Research carried out at Imperial College London and published in the Journal of Allergy and Clinical Immunology found that Natural Killer cells, which are best known for eliminating cancer cells and cells infected by viruses, might be partly to blame for inflammation in the airways of people with asthma.

Scientists funded by Asthma UK have discovered that Natural Killer cells in the immune system could play a key role in asthma. 

Research carried out at Imperial College London and published in the Journal of Allergy and Clinical Immunology found that Natural Killer cells, which are best known for eliminating cancer cells and cells infected by viruses, might be partly to blame for inflammation in the airways of people with asthma.

The study, funded by the MRC-Asthma UK Centre for Allergic Mechanisms in Asthma, the Medical Research Council and the Wellcome Trust, involved exposing mice to house-dust mite allergens, a common trigger for many people with asthma. Mice lacking a protein that switches on the Natural Killer immune system cells didn’t suffer from asthma-like symptoms, but asthma-like reactions did occur in normal mice. 

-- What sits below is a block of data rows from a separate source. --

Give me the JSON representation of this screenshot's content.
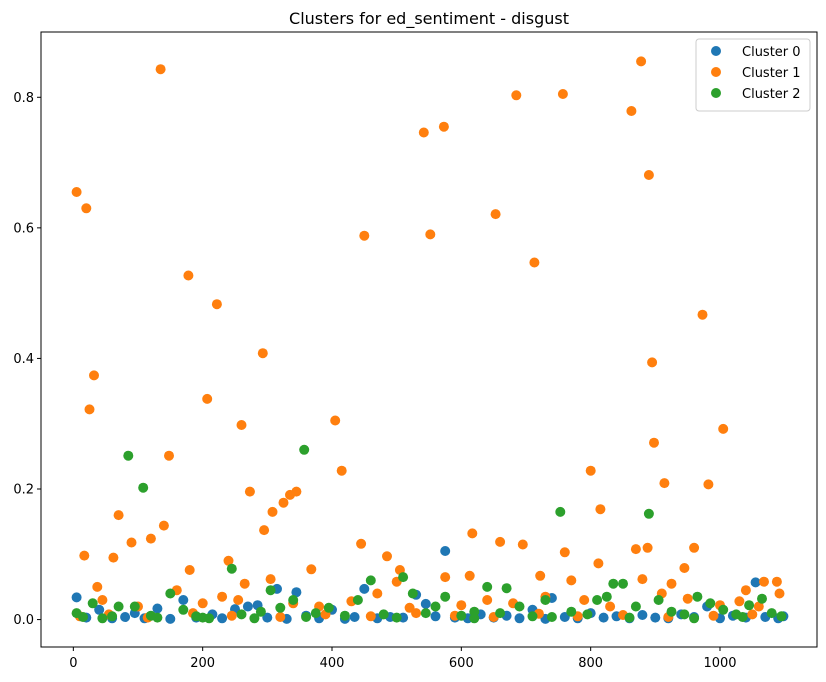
{
  "chart_data": {
    "type": "scatter",
    "title": "Clusters for ed_sentiment - disgust",
    "xlabel": "",
    "ylabel": "",
    "xlim": [
      -50,
      1150
    ],
    "ylim": [
      -0.042,
      0.9
    ],
    "x_ticks": [
      0,
      200,
      400,
      600,
      800,
      1000
    ],
    "x_tick_labels": [
      "0",
      "200",
      "400",
      "600",
      "800",
      "1000"
    ],
    "y_ticks": [
      0.0,
      0.2,
      0.4,
      0.6,
      0.8
    ],
    "y_tick_labels": [
      "0.0",
      "0.2",
      "0.4",
      "0.6",
      "0.8"
    ],
    "grid": false,
    "legend_position": "top-right",
    "series": [
      {
        "name": "Cluster 0",
        "color": "#1f77b4",
        "points": [
          [
            5,
            0.034
          ],
          [
            20,
            0.003
          ],
          [
            40,
            0.015
          ],
          [
            60,
            0.002
          ],
          [
            80,
            0.004
          ],
          [
            95,
            0.01
          ],
          [
            110,
            0.002
          ],
          [
            130,
            0.017
          ],
          [
            150,
            0.001
          ],
          [
            170,
            0.03
          ],
          [
            190,
            0.003
          ],
          [
            215,
            0.008
          ],
          [
            230,
            0.002
          ],
          [
            250,
            0.016
          ],
          [
            270,
            0.02
          ],
          [
            285,
            0.022
          ],
          [
            300,
            0.003
          ],
          [
            315,
            0.047
          ],
          [
            330,
            0.001
          ],
          [
            345,
            0.042
          ],
          [
            360,
            0.006
          ],
          [
            380,
            0.002
          ],
          [
            400,
            0.015
          ],
          [
            420,
            0.001
          ],
          [
            435,
            0.004
          ],
          [
            450,
            0.047
          ],
          [
            470,
            0.002
          ],
          [
            490,
            0.004
          ],
          [
            510,
            0.003
          ],
          [
            530,
            0.038
          ],
          [
            545,
            0.024
          ],
          [
            560,
            0.005
          ],
          [
            575,
            0.105
          ],
          [
            590,
            0.003
          ],
          [
            610,
            0.002
          ],
          [
            630,
            0.008
          ],
          [
            650,
            0.003
          ],
          [
            670,
            0.006
          ],
          [
            690,
            0.002
          ],
          [
            710,
            0.015
          ],
          [
            730,
            0.001
          ],
          [
            740,
            0.033
          ],
          [
            760,
            0.004
          ],
          [
            780,
            0.002
          ],
          [
            800,
            0.01
          ],
          [
            820,
            0.003
          ],
          [
            840,
            0.005
          ],
          [
            860,
            0.002
          ],
          [
            880,
            0.007
          ],
          [
            900,
            0.003
          ],
          [
            920,
            0.002
          ],
          [
            940,
            0.008
          ],
          [
            960,
            0.004
          ],
          [
            980,
            0.02
          ],
          [
            1000,
            0.002
          ],
          [
            1020,
            0.006
          ],
          [
            1040,
            0.003
          ],
          [
            1055,
            0.057
          ],
          [
            1070,
            0.004
          ],
          [
            1090,
            0.002
          ],
          [
            1098,
            0.005
          ]
        ]
      },
      {
        "name": "Cluster 1",
        "color": "#ff7f0e",
        "points": [
          [
            5,
            0.655
          ],
          [
            20,
            0.63
          ],
          [
            25,
            0.322
          ],
          [
            32,
            0.374
          ],
          [
            17,
            0.098
          ],
          [
            37,
            0.05
          ],
          [
            62,
            0.095
          ],
          [
            70,
            0.16
          ],
          [
            90,
            0.118
          ],
          [
            120,
            0.124
          ],
          [
            135,
            0.843
          ],
          [
            140,
            0.144
          ],
          [
            148,
            0.251
          ],
          [
            178,
            0.527
          ],
          [
            180,
            0.076
          ],
          [
            207,
            0.338
          ],
          [
            222,
            0.483
          ],
          [
            240,
            0.09
          ],
          [
            260,
            0.298
          ],
          [
            265,
            0.055
          ],
          [
            273,
            0.196
          ],
          [
            293,
            0.408
          ],
          [
            295,
            0.137
          ],
          [
            305,
            0.062
          ],
          [
            308,
            0.165
          ],
          [
            325,
            0.179
          ],
          [
            335,
            0.191
          ],
          [
            345,
            0.196
          ],
          [
            368,
            0.077
          ],
          [
            405,
            0.305
          ],
          [
            415,
            0.228
          ],
          [
            445,
            0.116
          ],
          [
            450,
            0.588
          ],
          [
            485,
            0.097
          ],
          [
            500,
            0.058
          ],
          [
            505,
            0.076
          ],
          [
            542,
            0.746
          ],
          [
            552,
            0.59
          ],
          [
            573,
            0.755
          ],
          [
            575,
            0.065
          ],
          [
            613,
            0.067
          ],
          [
            617,
            0.132
          ],
          [
            653,
            0.621
          ],
          [
            660,
            0.119
          ],
          [
            685,
            0.803
          ],
          [
            695,
            0.115
          ],
          [
            713,
            0.547
          ],
          [
            722,
            0.067
          ],
          [
            757,
            0.805
          ],
          [
            760,
            0.103
          ],
          [
            770,
            0.06
          ],
          [
            800,
            0.228
          ],
          [
            812,
            0.086
          ],
          [
            815,
            0.169
          ],
          [
            863,
            0.779
          ],
          [
            870,
            0.108
          ],
          [
            878,
            0.855
          ],
          [
            880,
            0.062
          ],
          [
            888,
            0.11
          ],
          [
            890,
            0.681
          ],
          [
            895,
            0.394
          ],
          [
            898,
            0.271
          ],
          [
            914,
            0.209
          ],
          [
            925,
            0.055
          ],
          [
            945,
            0.079
          ],
          [
            960,
            0.11
          ],
          [
            973,
            0.467
          ],
          [
            982,
            0.207
          ],
          [
            1005,
            0.292
          ],
          [
            1040,
            0.045
          ],
          [
            1068,
            0.058
          ],
          [
            1088,
            0.058
          ],
          [
            1092,
            0.04
          ],
          [
            45,
            0.03
          ],
          [
            100,
            0.02
          ],
          [
            160,
            0.045
          ],
          [
            200,
            0.025
          ],
          [
            230,
            0.035
          ],
          [
            255,
            0.03
          ],
          [
            340,
            0.025
          ],
          [
            380,
            0.02
          ],
          [
            430,
            0.028
          ],
          [
            470,
            0.04
          ],
          [
            520,
            0.018
          ],
          [
            600,
            0.022
          ],
          [
            640,
            0.03
          ],
          [
            680,
            0.025
          ],
          [
            730,
            0.035
          ],
          [
            790,
            0.03
          ],
          [
            830,
            0.02
          ],
          [
            910,
            0.04
          ],
          [
            950,
            0.032
          ],
          [
            1000,
            0.022
          ],
          [
            1030,
            0.028
          ],
          [
            1060,
            0.02
          ],
          [
            10,
            0.005
          ],
          [
            55,
            0.008
          ],
          [
            115,
            0.003
          ],
          [
            185,
            0.01
          ],
          [
            245,
            0.006
          ],
          [
            320,
            0.004
          ],
          [
            390,
            0.008
          ],
          [
            460,
            0.005
          ],
          [
            530,
            0.01
          ],
          [
            590,
            0.006
          ],
          [
            650,
            0.004
          ],
          [
            720,
            0.009
          ],
          [
            780,
            0.005
          ],
          [
            850,
            0.007
          ],
          [
            920,
            0.004
          ],
          [
            990,
            0.006
          ],
          [
            1050,
            0.008
          ]
        ]
      },
      {
        "name": "Cluster 2",
        "color": "#2ca02c",
        "points": [
          [
            5,
            0.01
          ],
          [
            30,
            0.025
          ],
          [
            60,
            0.005
          ],
          [
            70,
            0.02
          ],
          [
            85,
            0.251
          ],
          [
            95,
            0.02
          ],
          [
            108,
            0.202
          ],
          [
            130,
            0.003
          ],
          [
            150,
            0.04
          ],
          [
            170,
            0.015
          ],
          [
            190,
            0.005
          ],
          [
            210,
            0.002
          ],
          [
            245,
            0.078
          ],
          [
            260,
            0.008
          ],
          [
            290,
            0.012
          ],
          [
            305,
            0.045
          ],
          [
            320,
            0.018
          ],
          [
            340,
            0.03
          ],
          [
            357,
            0.26
          ],
          [
            375,
            0.01
          ],
          [
            395,
            0.018
          ],
          [
            420,
            0.006
          ],
          [
            440,
            0.03
          ],
          [
            460,
            0.06
          ],
          [
            480,
            0.008
          ],
          [
            510,
            0.065
          ],
          [
            525,
            0.04
          ],
          [
            545,
            0.01
          ],
          [
            560,
            0.02
          ],
          [
            575,
            0.035
          ],
          [
            600,
            0.006
          ],
          [
            620,
            0.012
          ],
          [
            640,
            0.05
          ],
          [
            660,
            0.01
          ],
          [
            670,
            0.048
          ],
          [
            690,
            0.02
          ],
          [
            710,
            0.005
          ],
          [
            730,
            0.03
          ],
          [
            753,
            0.165
          ],
          [
            770,
            0.012
          ],
          [
            795,
            0.008
          ],
          [
            810,
            0.03
          ],
          [
            825,
            0.035
          ],
          [
            835,
            0.055
          ],
          [
            850,
            0.055
          ],
          [
            870,
            0.02
          ],
          [
            890,
            0.162
          ],
          [
            905,
            0.03
          ],
          [
            925,
            0.012
          ],
          [
            945,
            0.008
          ],
          [
            965,
            0.035
          ],
          [
            985,
            0.025
          ],
          [
            1005,
            0.015
          ],
          [
            1025,
            0.008
          ],
          [
            1045,
            0.022
          ],
          [
            1065,
            0.032
          ],
          [
            1080,
            0.01
          ],
          [
            1095,
            0.005
          ],
          [
            15,
            0.004
          ],
          [
            45,
            0.002
          ],
          [
            120,
            0.006
          ],
          [
            200,
            0.003
          ],
          [
            280,
            0.002
          ],
          [
            360,
            0.004
          ],
          [
            500,
            0.003
          ],
          [
            620,
            0.002
          ],
          [
            740,
            0.004
          ],
          [
            860,
            0.003
          ],
          [
            960,
            0.002
          ],
          [
            1035,
            0.004
          ]
        ]
      }
    ]
  }
}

Dr Samantha Walker, Executive Director of Research and Policy at Asthma UK, says: "Millions of people in the UK live with asthma every day, but for a substantial minority of people their symptoms are not relieved by current treatments.

"It is an exciting discovery that Natural Killer cells might be an important key player in asthma. We have known for some time that they play an active part in fighting virus-infected cells, but this research reveals for the first time that they could also be linked to allergic asthma.

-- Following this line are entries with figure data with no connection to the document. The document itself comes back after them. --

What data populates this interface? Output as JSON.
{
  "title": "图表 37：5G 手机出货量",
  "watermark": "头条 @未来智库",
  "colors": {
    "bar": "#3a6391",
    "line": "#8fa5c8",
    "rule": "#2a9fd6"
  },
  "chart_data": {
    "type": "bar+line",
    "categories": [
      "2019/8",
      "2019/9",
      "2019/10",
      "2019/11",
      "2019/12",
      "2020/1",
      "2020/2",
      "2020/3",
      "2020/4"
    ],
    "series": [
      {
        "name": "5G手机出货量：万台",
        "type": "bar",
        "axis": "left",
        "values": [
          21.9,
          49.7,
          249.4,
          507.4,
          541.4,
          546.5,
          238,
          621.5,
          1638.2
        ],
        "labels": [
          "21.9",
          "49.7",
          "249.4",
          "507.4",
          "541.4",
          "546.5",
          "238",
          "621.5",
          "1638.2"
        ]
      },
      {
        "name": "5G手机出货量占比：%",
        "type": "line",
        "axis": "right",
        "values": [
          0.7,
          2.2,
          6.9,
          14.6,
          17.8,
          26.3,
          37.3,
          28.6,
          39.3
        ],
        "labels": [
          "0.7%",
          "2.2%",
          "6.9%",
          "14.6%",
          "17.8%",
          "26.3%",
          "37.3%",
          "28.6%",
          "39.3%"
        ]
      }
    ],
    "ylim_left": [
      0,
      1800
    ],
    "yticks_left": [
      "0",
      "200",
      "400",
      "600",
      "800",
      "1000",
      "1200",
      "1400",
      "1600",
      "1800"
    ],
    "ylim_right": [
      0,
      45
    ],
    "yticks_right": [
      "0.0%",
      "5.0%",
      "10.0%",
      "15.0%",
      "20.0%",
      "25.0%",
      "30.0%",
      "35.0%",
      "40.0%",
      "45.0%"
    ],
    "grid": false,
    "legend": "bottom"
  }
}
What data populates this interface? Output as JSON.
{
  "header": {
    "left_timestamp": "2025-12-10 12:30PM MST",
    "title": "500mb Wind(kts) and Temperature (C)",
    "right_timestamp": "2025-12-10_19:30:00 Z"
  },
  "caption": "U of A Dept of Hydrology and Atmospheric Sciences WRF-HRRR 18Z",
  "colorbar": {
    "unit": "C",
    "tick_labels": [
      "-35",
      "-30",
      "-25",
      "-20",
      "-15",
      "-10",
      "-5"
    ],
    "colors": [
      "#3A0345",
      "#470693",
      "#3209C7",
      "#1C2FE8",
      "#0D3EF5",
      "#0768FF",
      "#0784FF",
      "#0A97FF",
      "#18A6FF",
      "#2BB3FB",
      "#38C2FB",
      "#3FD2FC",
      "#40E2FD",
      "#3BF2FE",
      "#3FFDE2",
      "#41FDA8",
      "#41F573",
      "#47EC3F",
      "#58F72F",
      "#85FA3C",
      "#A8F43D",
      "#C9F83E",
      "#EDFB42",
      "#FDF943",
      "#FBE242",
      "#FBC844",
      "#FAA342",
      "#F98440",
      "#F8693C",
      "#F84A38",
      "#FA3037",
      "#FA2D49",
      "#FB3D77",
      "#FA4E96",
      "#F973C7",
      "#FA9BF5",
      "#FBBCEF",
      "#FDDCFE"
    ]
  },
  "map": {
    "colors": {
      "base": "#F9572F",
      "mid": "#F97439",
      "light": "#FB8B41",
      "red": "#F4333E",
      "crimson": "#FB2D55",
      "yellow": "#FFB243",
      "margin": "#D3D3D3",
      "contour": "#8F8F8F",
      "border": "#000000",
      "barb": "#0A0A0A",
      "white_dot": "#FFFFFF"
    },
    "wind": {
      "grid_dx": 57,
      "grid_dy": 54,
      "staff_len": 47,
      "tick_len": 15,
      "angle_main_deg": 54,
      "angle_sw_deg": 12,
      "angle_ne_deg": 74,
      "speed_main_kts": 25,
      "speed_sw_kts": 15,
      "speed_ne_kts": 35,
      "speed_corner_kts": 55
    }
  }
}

"We would like to see further investigation in this area which may lead to new approaches to asthma treatments, which could help the quarter of a million people who get little relief from current medicines." 

There are 5.4 million people with asthma in the UK, yet the causes of the condition are poorly understood. Asthma can be serious, and on average three people a day die from an asthma attack. 90 per cent of asthma deaths are thought to be preventable, but around 1 in 20 people are unable to get good control of their condition despite using high levels of asthma medicines. Research into the mechanisms of asthma is vital to develop much needed new treatments.

Asthma UK has spent over £50 million on scientific research into asthma, and more funds are needed to grow this research programme. Freedom from asthma will only be possible through the creation of new treatments that rid people of asthma's effects.

REFERENCES

N. Farhadi et al. ‘NK cell NKG2D and granzyme B are critical for allergic pulmonary inflammation.’ Journal of Allergy and Clinical Immunology, 28 November 2013.